Sie hiessen Standard Life Aberdeen PLC, dann Aberdeen Standard Investments und jetzt Abrdn. Gemeinsam ist den drei Namen nur, dass das Unternehmen nie in Aberdeen war.
Gegründet wurde das Unternehmen tatsächlich von Martin Gilbert und seinen Mitgründern in Aberdeen. Aber tatsächlicher Hauptsitz war immer in Edinburgh und London. Wir haben also zwei Hauptquartiere.
Martin Gilbert hat man jetzt an die Luft gesetzt. Warum?

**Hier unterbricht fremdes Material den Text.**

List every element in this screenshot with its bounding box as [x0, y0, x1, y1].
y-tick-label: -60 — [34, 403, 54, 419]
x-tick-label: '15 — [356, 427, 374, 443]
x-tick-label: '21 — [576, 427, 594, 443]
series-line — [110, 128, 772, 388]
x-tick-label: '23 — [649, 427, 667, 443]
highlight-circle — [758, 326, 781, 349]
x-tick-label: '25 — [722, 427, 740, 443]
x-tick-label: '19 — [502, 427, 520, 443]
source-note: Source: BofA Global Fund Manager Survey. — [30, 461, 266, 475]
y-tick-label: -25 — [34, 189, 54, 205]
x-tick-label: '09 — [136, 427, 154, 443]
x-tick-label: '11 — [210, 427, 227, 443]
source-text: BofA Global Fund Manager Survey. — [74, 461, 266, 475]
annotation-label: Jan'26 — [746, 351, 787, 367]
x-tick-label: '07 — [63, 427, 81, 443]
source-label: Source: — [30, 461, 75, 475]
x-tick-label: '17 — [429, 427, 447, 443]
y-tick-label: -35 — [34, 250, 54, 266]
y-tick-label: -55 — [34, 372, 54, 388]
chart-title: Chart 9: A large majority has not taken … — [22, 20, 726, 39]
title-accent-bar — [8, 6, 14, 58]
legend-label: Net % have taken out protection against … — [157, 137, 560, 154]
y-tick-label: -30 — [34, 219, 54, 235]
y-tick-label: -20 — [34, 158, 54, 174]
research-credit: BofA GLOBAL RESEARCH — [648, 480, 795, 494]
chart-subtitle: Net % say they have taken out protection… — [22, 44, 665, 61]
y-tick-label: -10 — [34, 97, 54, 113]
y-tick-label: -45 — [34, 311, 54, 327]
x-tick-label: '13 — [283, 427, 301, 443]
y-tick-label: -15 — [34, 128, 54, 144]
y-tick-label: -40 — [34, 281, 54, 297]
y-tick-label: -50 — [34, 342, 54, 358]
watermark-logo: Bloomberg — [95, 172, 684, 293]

An die Luft gesetzt würde ich nicht sagen. Er hat sich einfach nach mehr als 30 Jahren verabschiedet und sich dann ja auch direkt im Anschluss einem neuen Geschäft zugewandt. Ich durfte ihn noch erleben, er war von Anfang an sehr verliebt in die Schweiz. Dementsprechend war er auch öfter bei uns im Büro. Er war auch nah am Schweizer Topmanagement und sehr präsent. Aber bis zum Schluss auch Ansprechpartner für die Portfoliomanager und kein CEO, der über allem schwebte. Das hat man an ihm sehr geschätzt.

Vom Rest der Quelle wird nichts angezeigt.